The amended regulations will come into effect on September 1, 2025.

Kyoto, a neighboring city of Osaka in Japan, plans to increase its accommodation tax higher than Osaka. The city intends to raise the accommodation tax from the current 200 to 1,000 Japanese yen per night (approximately $1.35 to $6.77) to a maximum of 10,000 Japanese yen (approximately $67.70). If the plan is realized, the revenue from the accommodation tax is expected to more than double, reaching about 12.6 billion Japanese yen (about $85 million).

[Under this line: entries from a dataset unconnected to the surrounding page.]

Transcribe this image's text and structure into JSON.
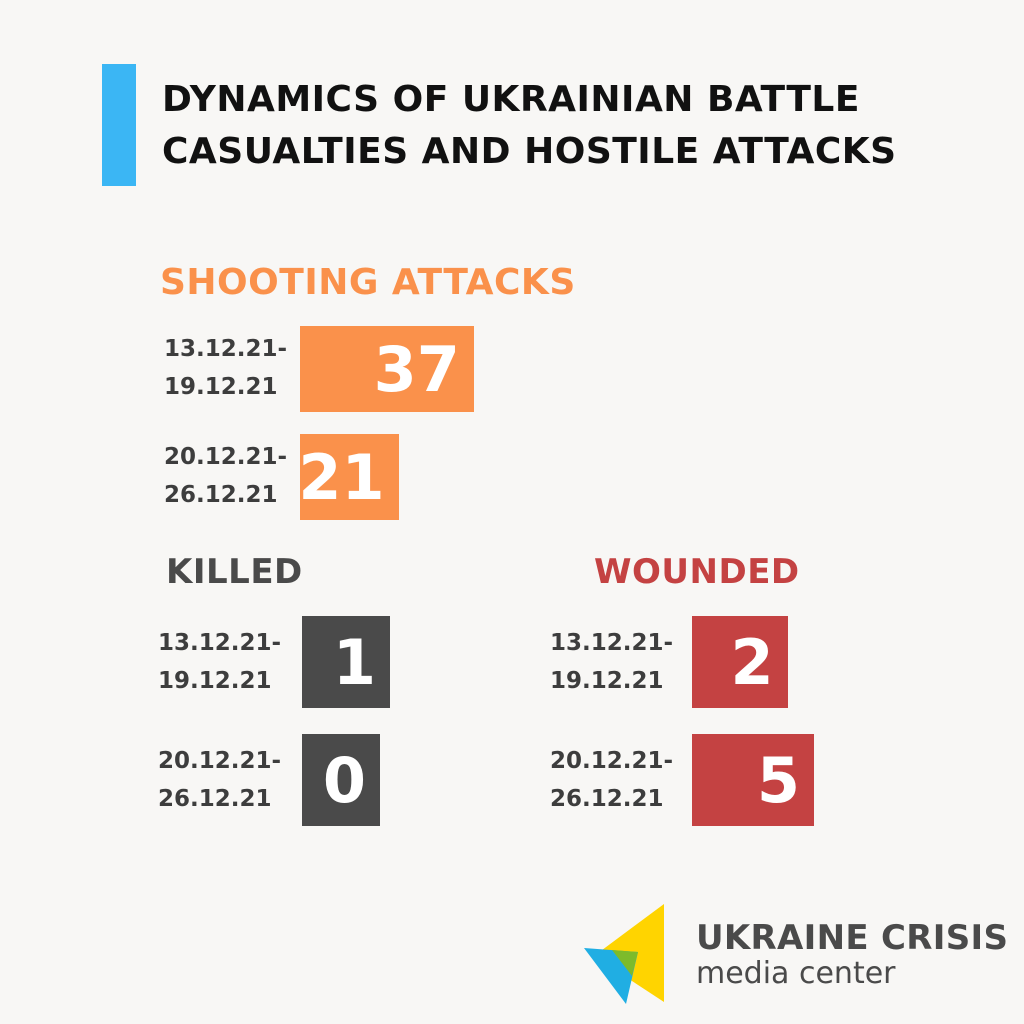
{
  "title": "DYNAMICS OF UKRAINIAN BATTLE\nCASUALTIES AND HOSTILE ATTACKS",
  "colors": {
    "title_bar": "#3bb6f4",
    "shooting": "#fa914b",
    "killed": "#4a4a4a",
    "wounded": "#c44242"
  },
  "chart_data": [
    {
      "type": "bar",
      "title": "SHOOTING  ATTACKS",
      "categories": [
        "13.12.21-\n19.12.21",
        "20.12.21-\n26.12.21"
      ],
      "values": [
        37,
        21
      ]
    },
    {
      "type": "bar",
      "title": "KILLED",
      "categories": [
        "13.12.21-\n19.12.21",
        "20.12.21-\n26.12.21"
      ],
      "values": [
        1,
        0
      ]
    },
    {
      "type": "bar",
      "title": "WOUNDED",
      "categories": [
        "13.12.21-\n19.12.21",
        "20.12.21-\n26.12.21"
      ],
      "values": [
        2,
        5
      ]
    }
  ],
  "logo": {
    "line1": "UKRAINE CRISIS",
    "line2": "media center"
  }
}
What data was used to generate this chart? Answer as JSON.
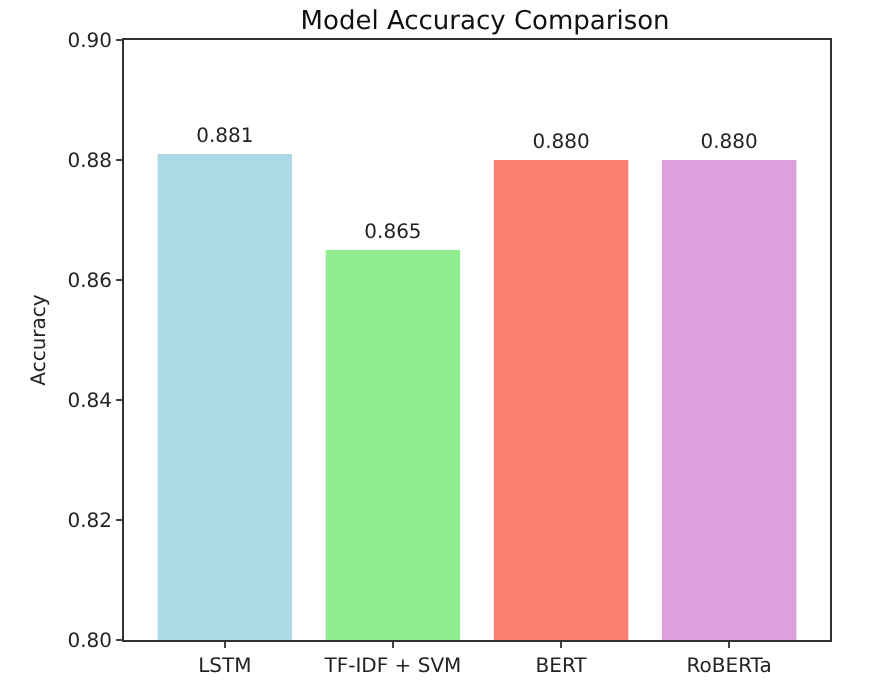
{
  "chart_data": {
    "type": "bar",
    "title": "Model Accuracy Comparison",
    "ylabel": "Accuracy",
    "categories": [
      "LSTM",
      "TF-IDF + SVM",
      "BERT",
      "RoBERTa"
    ],
    "values": [
      0.881,
      0.865,
      0.88,
      0.88
    ],
    "colors": [
      "#add8e6",
      "#90ee90",
      "#fa8072",
      "#dda0dd"
    ],
    "value_labels": [
      "0.881",
      "0.865",
      "0.880",
      "0.880"
    ],
    "ylim": [
      0.8,
      0.9
    ],
    "yticks": [
      {
        "value": 0.8,
        "label": "0.80"
      },
      {
        "value": 0.82,
        "label": "0.82"
      },
      {
        "value": 0.84,
        "label": "0.84"
      },
      {
        "value": 0.86,
        "label": "0.86"
      },
      {
        "value": 0.88,
        "label": "0.88"
      },
      {
        "value": 0.9,
        "label": "0.90"
      }
    ],
    "grid": false
  }
}
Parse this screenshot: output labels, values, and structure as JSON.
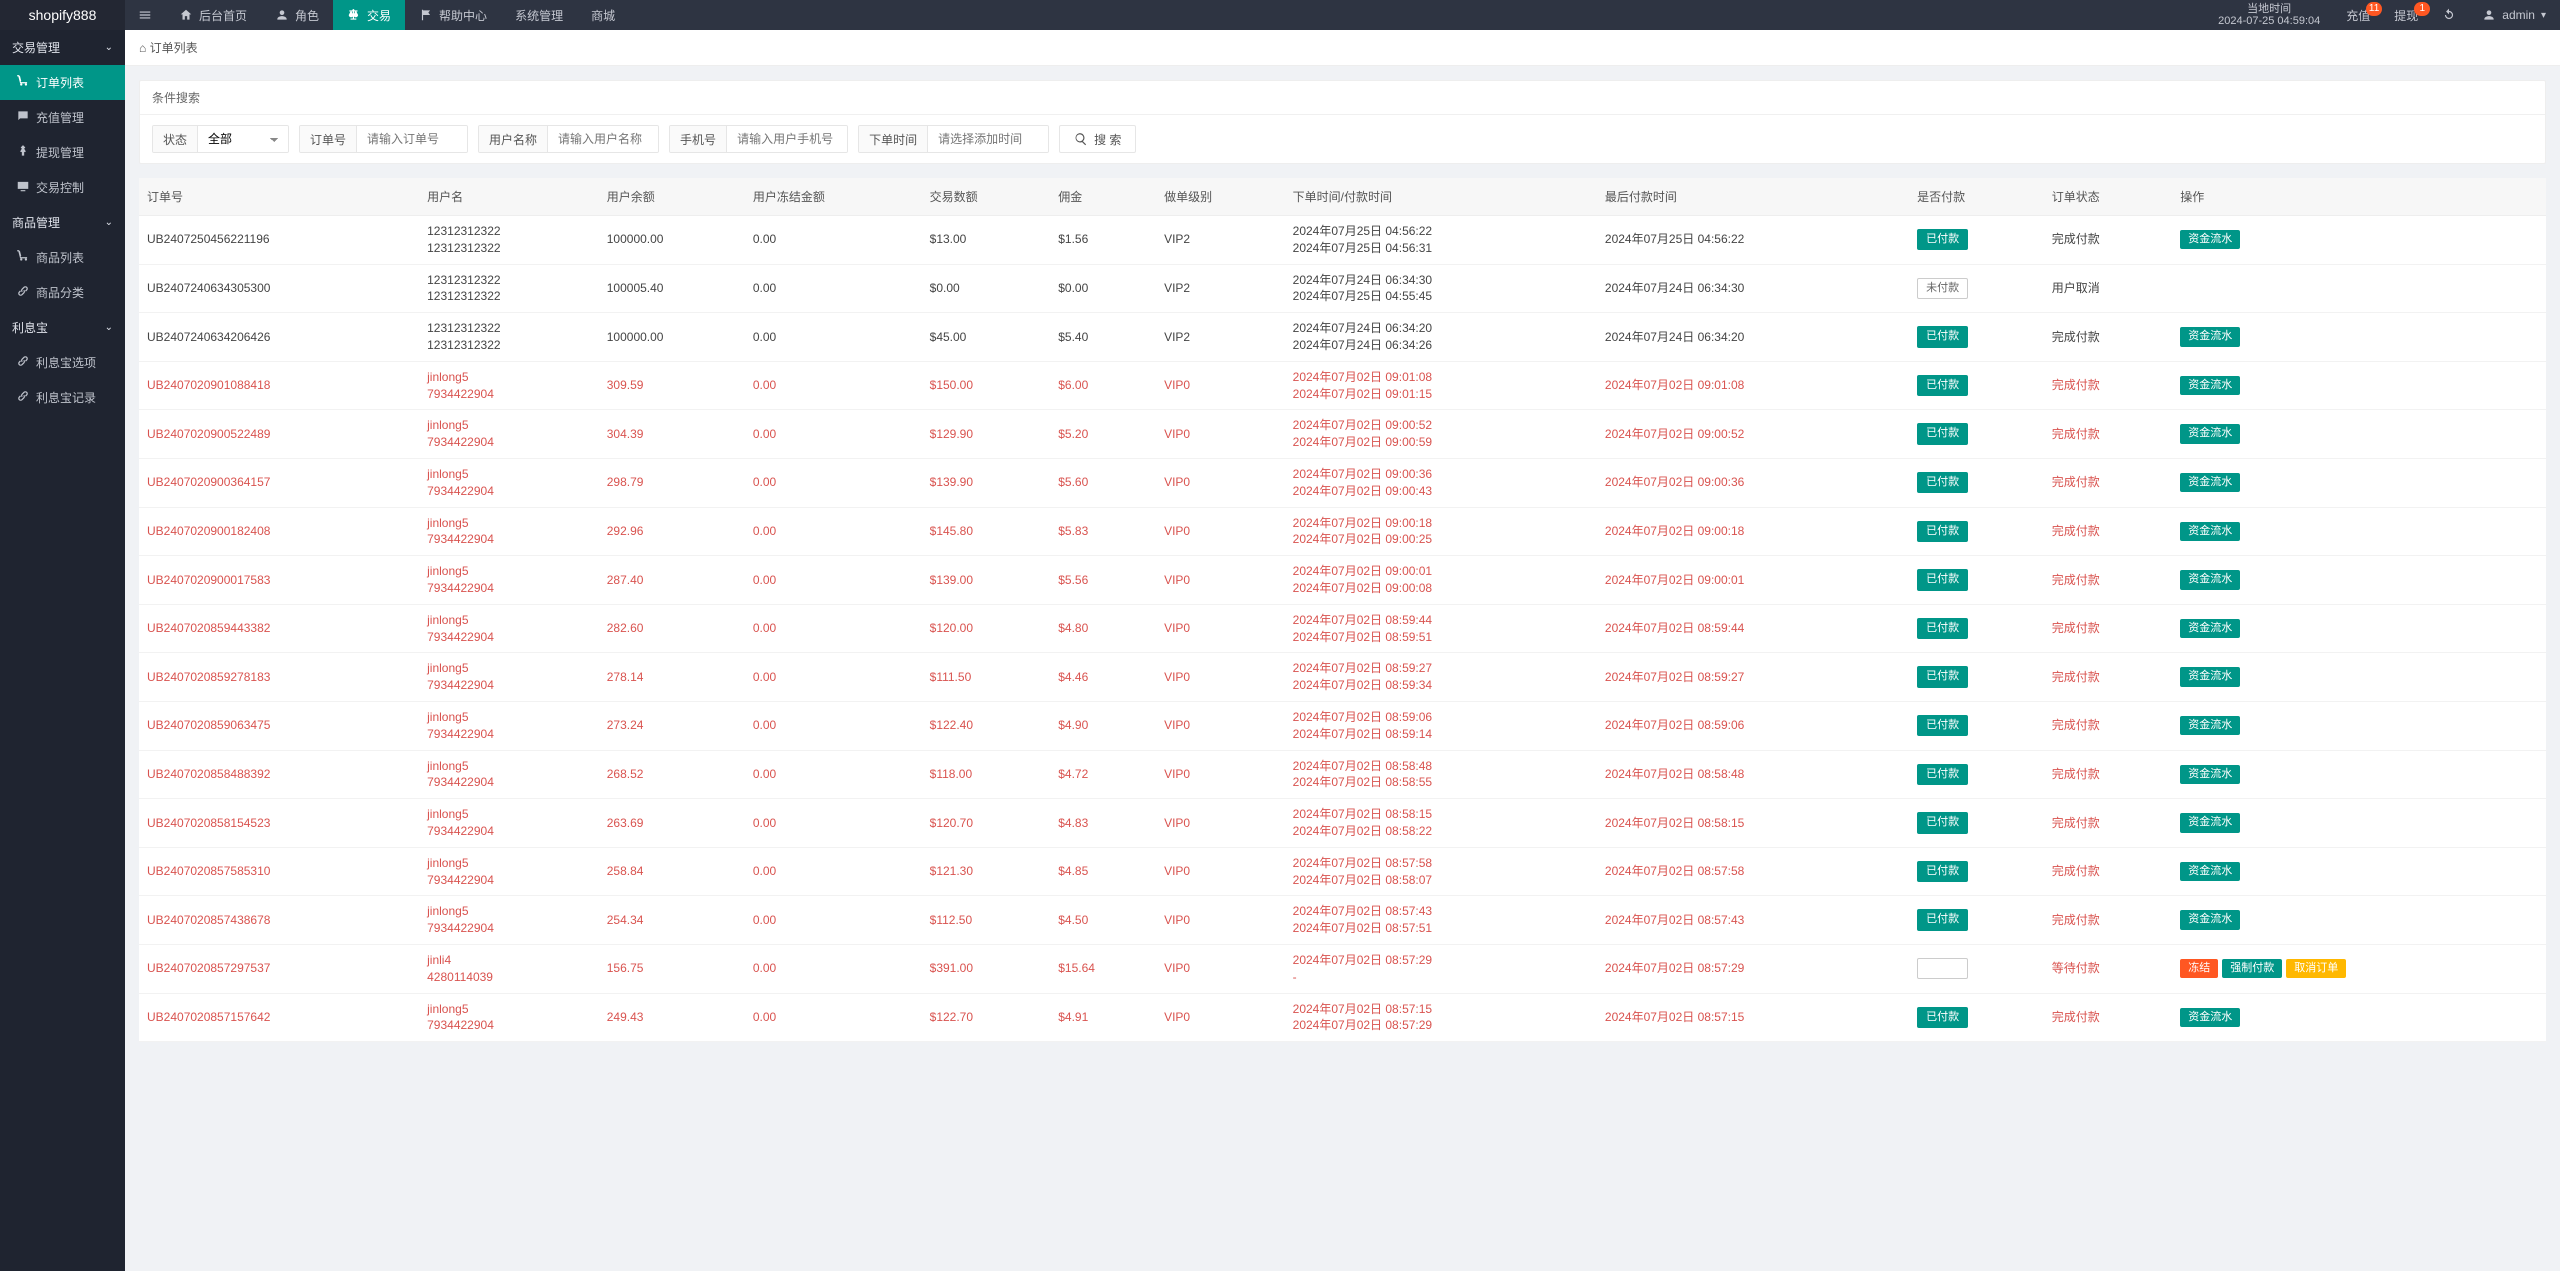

The revised ordinance has been submitted to the city council last month, and once approved, it will take effect on March 1, 2026, after consulting with the Minister of General Affairs.

Post-pandemic, many tourists are returning to travel destinations worldwide. Numerous destinations are facing over-tourism issues with overcrowded transportation, lack of restroom facilities, increased littering, noise pollution, and illegal parking problems. Due to overcrowding, some tourist destinations have decided to levy tourism taxes, while others have raised existing tourism taxes.

Across the globe, including countries like Japan, 25 countries and regions have implemented tourism taxes. The collected funds are primarily used for maintaining tourism infrastructure, such as improving roads, public transportation services, and escalator facilities.

Barcelona, the capital of Catalonia in Spain, began levying regional tourism taxes and city surcharges as early as 2012. On April 1, 2023, the city increased the city tax to 2.75 euros, rising to 3.25 euros on April 1, 2024. Valencia, the third-largest city in Spain, has also been collecting tourism tax since 2024, imposing it on all guests staying in accommodations, including hotels, inns, apartments, and campsites.

Orio, a city in Portugal, started collecting tourism taxes in 2023. During the peak season from April to October, visitors are required to pay 2 euros per night, while it is 1 euro from November to March.

Venice, Italy, faced an influx of tourists in the summer of 2023, leading to the introduction of a tourism tax for day-trippers starting in 2024.

Austria levies accommodation taxes on visitors, but the regulations vary among states. In Vienna and Salzburg, each visitor must pay a 3.02% hotel tax.

Belgium’s tourism tax is included in hotel room prices, generally around 7.5 euros.

France adds a tourism tax to hotel room rates, ranging from 0.2 to 4 euros per night.

Starting in 2024, the European Union introduced the European Travel Information and Authorization System (ETIAS), with an application fee of 7 euros per person (approximately $7.60) (those under 18 or over 70 are exempted from applying).

Bhutan imposes a relatively high tourism tax, with a daily tourist tax of 228 euros during the peak season.

Additionally, countries like the United States, Germany, Greece, Hungary, Bulgaria, Caribbean islands, Croatia, Czech Republic, Indonesia, Malaysia, New Zealand, Netherlands, Portugal, Slovenia, Switzerland, and others also have implemented tourism taxes.